SpatialFeaturePlot(brain, features = c("nCount_Spatial", "nFeature_Spatial", "percent_mito",
"percent_hb"))
如图所示,counts/features数量少且线粒体基因含量高的spots主要分布于组织的边缘,这些区域很可能是受损的组织。如果您的组织切片中有tears或皱褶,可能还会看到质量较低的组织区域。
但是我们应当注意,对于某些组织类型,表达的基因数目和线粒体的比例也可能是生物学特征,因此请记住您正在处理的组织以及这些特征的含义。
数据过滤筛选
在这里,我们选择线粒体基因含量少于25%,血红蛋白基因含量少于20%和至少检测到的1000个基因的spots。
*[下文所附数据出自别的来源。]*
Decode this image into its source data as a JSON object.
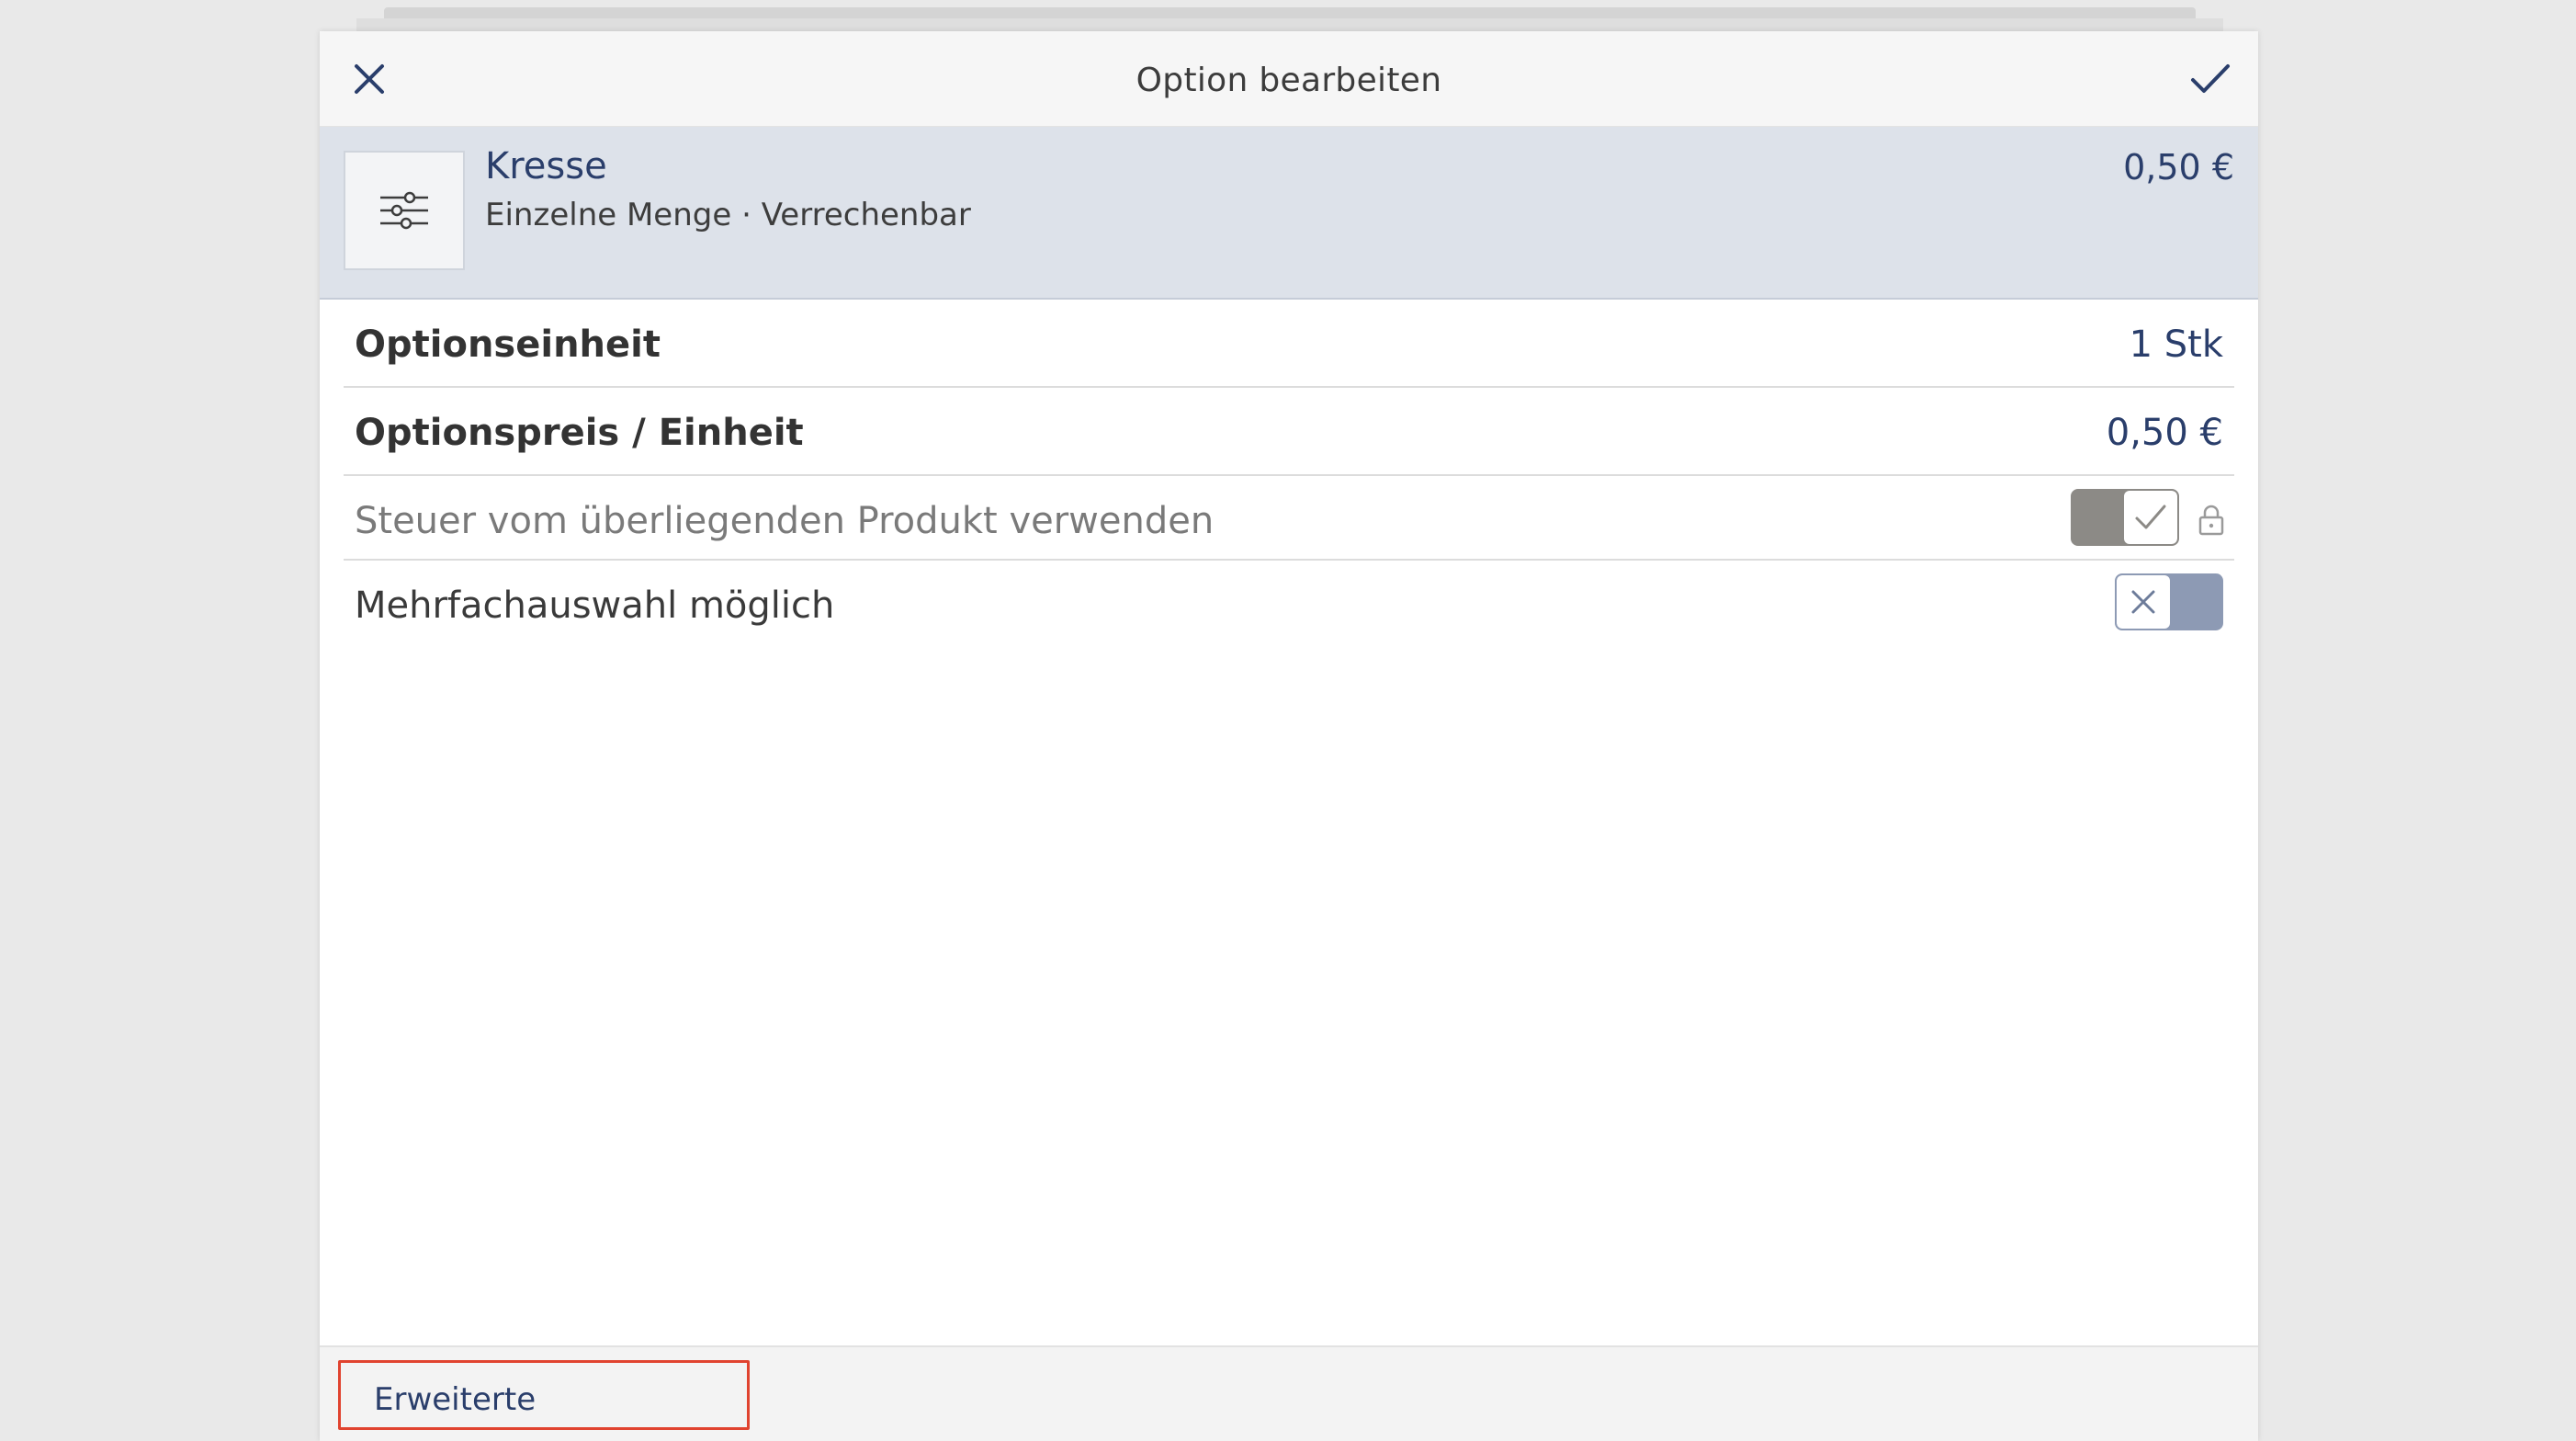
{
  "header": {
    "title": "Option bearbeiten",
    "close_icon": "close-icon",
    "confirm_icon": "checkmark-icon"
  },
  "product": {
    "name": "Kresse",
    "subtitle": "Einzelne Menge · Verrechenbar",
    "price": "0,50 €",
    "icon": "sliders-icon"
  },
  "settings": {
    "unit": {
      "label": "Optionseinheit",
      "value": "1 Stk"
    },
    "price_per_unit": {
      "label": "Optionspreis / Einheit",
      "value": "0,50 €"
    },
    "tax_from_parent": {
      "label": "Steuer vom überliegenden Produkt verwenden",
      "enabled": true,
      "locked": true
    },
    "multi_select": {
      "label": "Mehrfachauswahl möglich",
      "enabled": false
    }
  },
  "footer": {
    "advanced_label": "Erweiterte Einstellungen"
  },
  "colors": {
    "accent": "#2a3e6b",
    "highlight_border": "#e0432f",
    "product_bg": "#dde2ea"
  }
}
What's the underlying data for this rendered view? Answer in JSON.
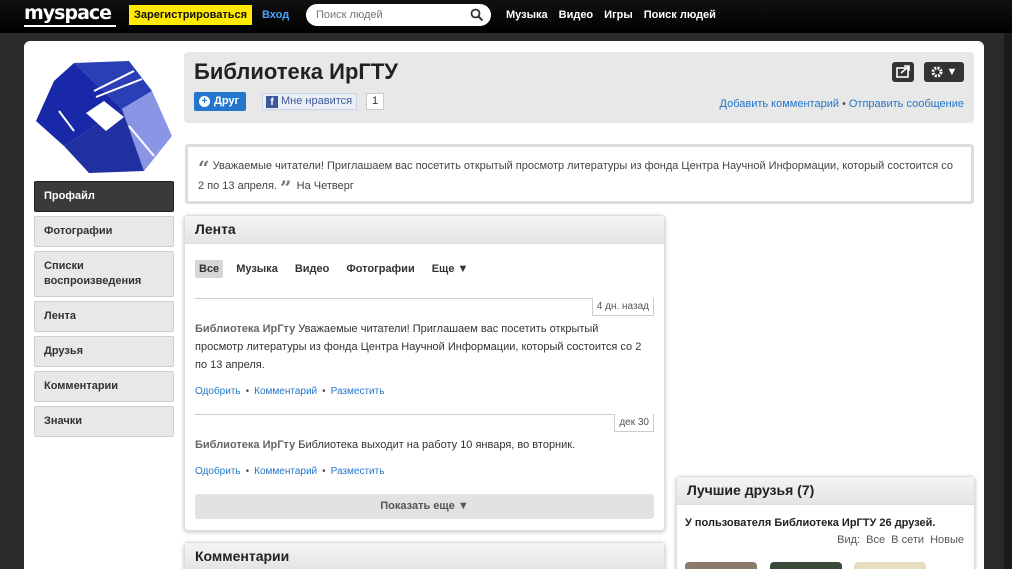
{
  "topbar": {
    "logo": "myspace",
    "register": "Зарегистрироваться",
    "login": "Вход",
    "search_placeholder": "Поиск людей",
    "nav": [
      "Музыка",
      "Видео",
      "Игры",
      "Поиск людей"
    ]
  },
  "sidebar": {
    "items": [
      {
        "label": "Профайл",
        "active": true
      },
      {
        "label": "Фотографии"
      },
      {
        "label": "Списки воспроизведения"
      },
      {
        "label": "Лента"
      },
      {
        "label": "Друзья"
      },
      {
        "label": "Комментарии"
      },
      {
        "label": "Значки"
      }
    ]
  },
  "header": {
    "title": "Библиотека ИрГТУ",
    "friend_button": "Друг",
    "like_button": "Мне нравится",
    "like_count": "1",
    "add_comment": "Добавить комментарий",
    "separator": "•",
    "send_message": "Отправить сообщение"
  },
  "status": {
    "text": "Уважаемые читатели! Приглашаем вас посетить открытый просмотр литературы из фонда Центра Научной Информации, который состоится со 2 по 13 апреля.",
    "when": "На Четверг"
  },
  "feed": {
    "title": "Лента",
    "filters": [
      "Все",
      "Музыка",
      "Видео",
      "Фотографии",
      "Еще ▼"
    ],
    "entries": [
      {
        "time": "4 дн. назад",
        "author": "Библиотека ИрГту",
        "text": "Уважаемые читатели! Приглашаем вас посетить открытый просмотр литературы из фонда Центра Научной Информации, который состоится со 2 по 13 апреля.",
        "actions": [
          "Одобрить",
          "Комментарий",
          "Разместить"
        ]
      },
      {
        "time": "дек 30",
        "author": "Библиотека ИрГту",
        "text": "Библиотека выходит на работу 10 января, во вторник.",
        "actions": [
          "Одобрить",
          "Комментарий",
          "Разместить"
        ]
      }
    ],
    "show_more": "Показать еще ▼"
  },
  "comments": {
    "title": "Комментарии"
  },
  "friends": {
    "title": "Лучшие друзья (7)",
    "subtitle": "У пользователя Библиотека ИрГТУ 26 друзей.",
    "view_label": "Вид:",
    "view_options": [
      "Все",
      "В сети",
      "Новые"
    ]
  }
}
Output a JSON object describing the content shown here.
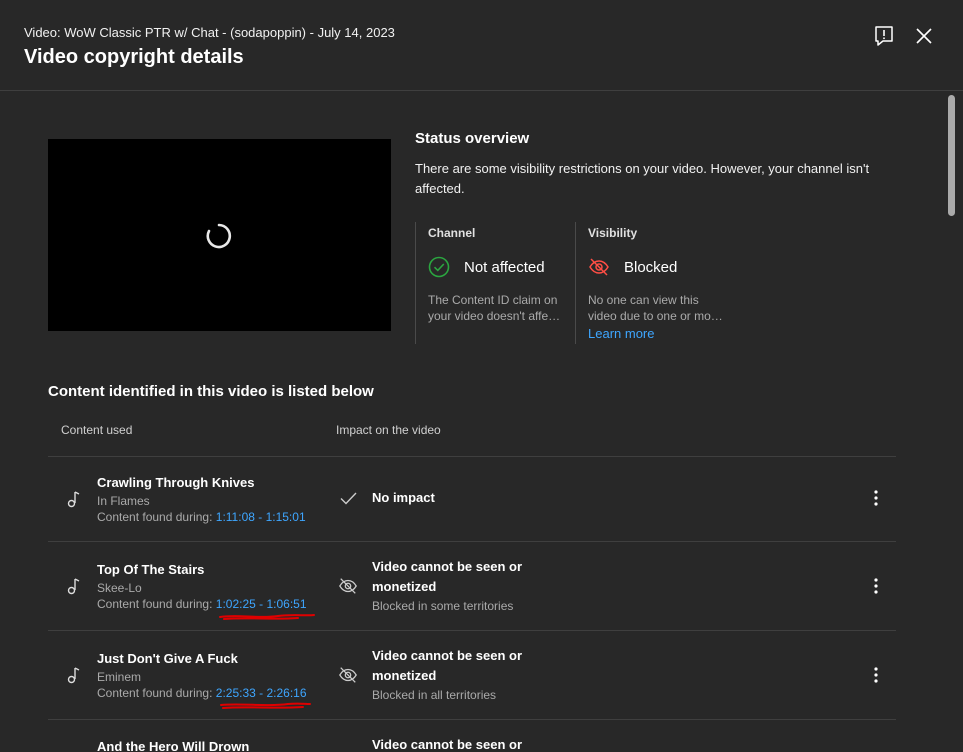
{
  "header": {
    "subtitle": "Video: WoW Classic PTR w/ Chat - (sodapoppin) - July 14, 2023",
    "title": "Video copyright details",
    "feedback_icon": "feedback-icon",
    "close_icon": "close-icon"
  },
  "status": {
    "title": "Status overview",
    "description": "There are some visibility restrictions on your video. However, your channel isn't affected.",
    "channel": {
      "label": "Channel",
      "state": "Not affected",
      "desc_line1": "The Content ID claim on",
      "desc_line2": "your video doesn't affect your channel",
      "icon": "check-circle-icon",
      "color": "#2ba640"
    },
    "visibility": {
      "label": "Visibility",
      "state": "Blocked",
      "desc_line1": "No one can view this",
      "desc_line2": "video due to one or more claims",
      "learn_more": "Learn more",
      "icon": "eye-off-icon",
      "color": "#ff4e45"
    }
  },
  "content": {
    "title": "Content identified in this video is listed below",
    "col_content": "Content used",
    "col_impact": "Impact on the video",
    "found_label": "Content found during:",
    "rows": [
      {
        "title": "Crawling Through Knives",
        "artist": "In Flames",
        "time": "1:11:08 - 1:15:01",
        "impact": "No impact",
        "impact_sub": "",
        "impact_icon": "checkmark-icon"
      },
      {
        "title": "Top Of The Stairs",
        "artist": "Skee-Lo",
        "time": "1:02:25 - 1:06:51",
        "impact": "Video cannot be seen or monetized",
        "impact_sub": "Blocked in some territories",
        "impact_icon": "eye-off-icon"
      },
      {
        "title": "Just Don't Give A Fuck",
        "artist": "Eminem",
        "time": "2:25:33 - 2:26:16",
        "impact": "Video cannot be seen or monetized",
        "impact_sub": "Blocked in all territories",
        "impact_icon": "eye-off-icon"
      },
      {
        "title": "And the Hero Will Drown",
        "artist": "",
        "time": "",
        "impact": "Video cannot be seen or",
        "impact_sub": "",
        "impact_icon": ""
      }
    ]
  },
  "colors": {
    "background": "#282828",
    "accent_link": "#3ea6ff",
    "annotation": "#e00000"
  }
}
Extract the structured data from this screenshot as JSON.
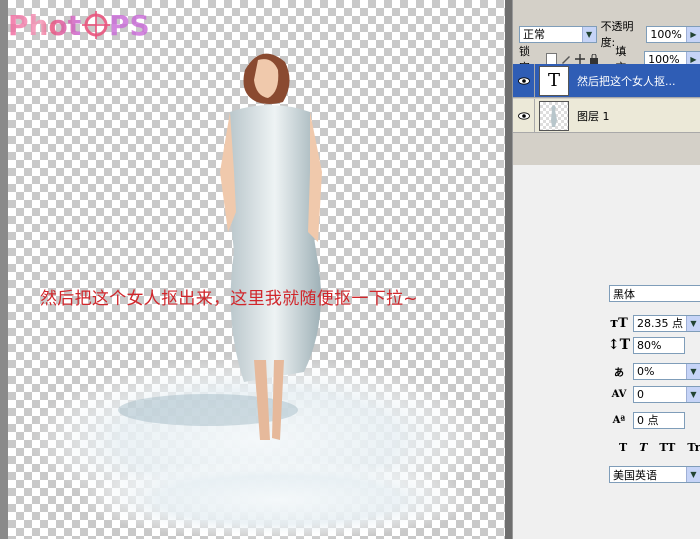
{
  "canvas": {
    "logo_text": "PhotoPS",
    "overlay_text": "然后把这个女人抠出来，这里我就随便抠一下拉~"
  },
  "layers_panel": {
    "blend_mode": "正常",
    "opacity_label": "不透明度:",
    "opacity_value": "100%",
    "lock_label": "锁定:",
    "fill_label": "填充:",
    "fill_value": "100%",
    "layers": [
      {
        "name": "然后把这个女人抠...",
        "type": "text",
        "thumb_glyph": "T",
        "active": true
      },
      {
        "name": "图层 1",
        "type": "image",
        "active": false
      }
    ]
  },
  "character_panel": {
    "font_family": "黑体",
    "font_size": "28.35 点",
    "vertical_scale": "80%",
    "tracking_ratio": "0%",
    "kerning": "0",
    "baseline_shift": "0 点",
    "format_buttons": [
      "T",
      "T",
      "TT",
      "Tr"
    ],
    "language": "美国英语"
  },
  "colors": {
    "text_red": "#d1262b",
    "layer_selected": "#2f5db5",
    "panel_bg": "#d4d0c8"
  }
}
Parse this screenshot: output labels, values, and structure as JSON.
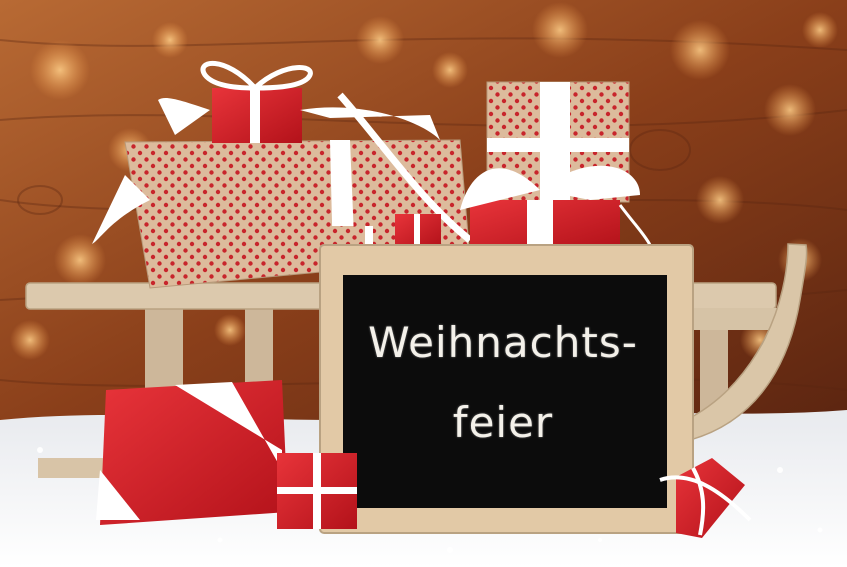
{
  "chalkboard": {
    "line_1": "Weihnachts-",
    "line_2": "feier"
  },
  "colors": {
    "wood_background": "#8a3f1a",
    "bokeh": "#f4b060",
    "snow": "#f7f7f9",
    "gift_red": "#d21f26",
    "kraft_paper": "#d9b99a",
    "polka_dot": "#c8252c",
    "ribbon": "#ffffff",
    "chalkboard": "#0c0c0c",
    "frame_wood": "#e2c9a6",
    "sled_wood": "#dcc9ad"
  }
}
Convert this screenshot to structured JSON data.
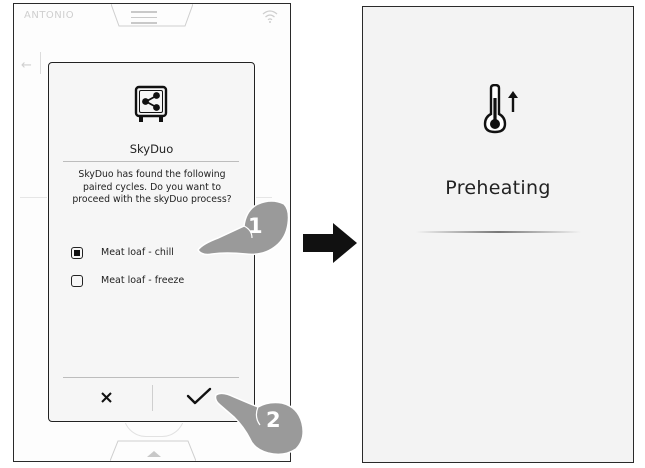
{
  "device": {
    "status_text": "ANTONIO"
  },
  "dialog": {
    "title": "SkyDuo",
    "message_lines": [
      "SkyDuo has found the following",
      "paired cycles. Do you want to",
      "proceed with the skyDuo process?"
    ],
    "options": [
      {
        "label": "Meat loaf - chill",
        "checked": true
      },
      {
        "label": "Meat loaf - freeze",
        "checked": false
      }
    ],
    "cancel_glyph": "✕",
    "confirm_glyph": "✓"
  },
  "steps": {
    "step1": "1",
    "step2": "2"
  },
  "result_screen": {
    "title": "Preheating",
    "icon": "thermometer-up-icon"
  },
  "colors": {
    "hand": "#9a9a9a",
    "arrow": "#111111"
  }
}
我们必须根据对组织的了解,选择适合自己数据集的过滤标准。
brain = brain[, brain$nFeature_Spatial > 500 & brain$percent_mito < 25 & brain$percent_hb < 20]
并重新可视化过滤后的统计指标:
SpatialFeaturePlot(brain, features = c("nCount_Spatial", "nFeature_Spatial", "percent_mito"))
查看最高表达基因
对于scRNA-seq数据,我们将看看最高表达的基因是哪些。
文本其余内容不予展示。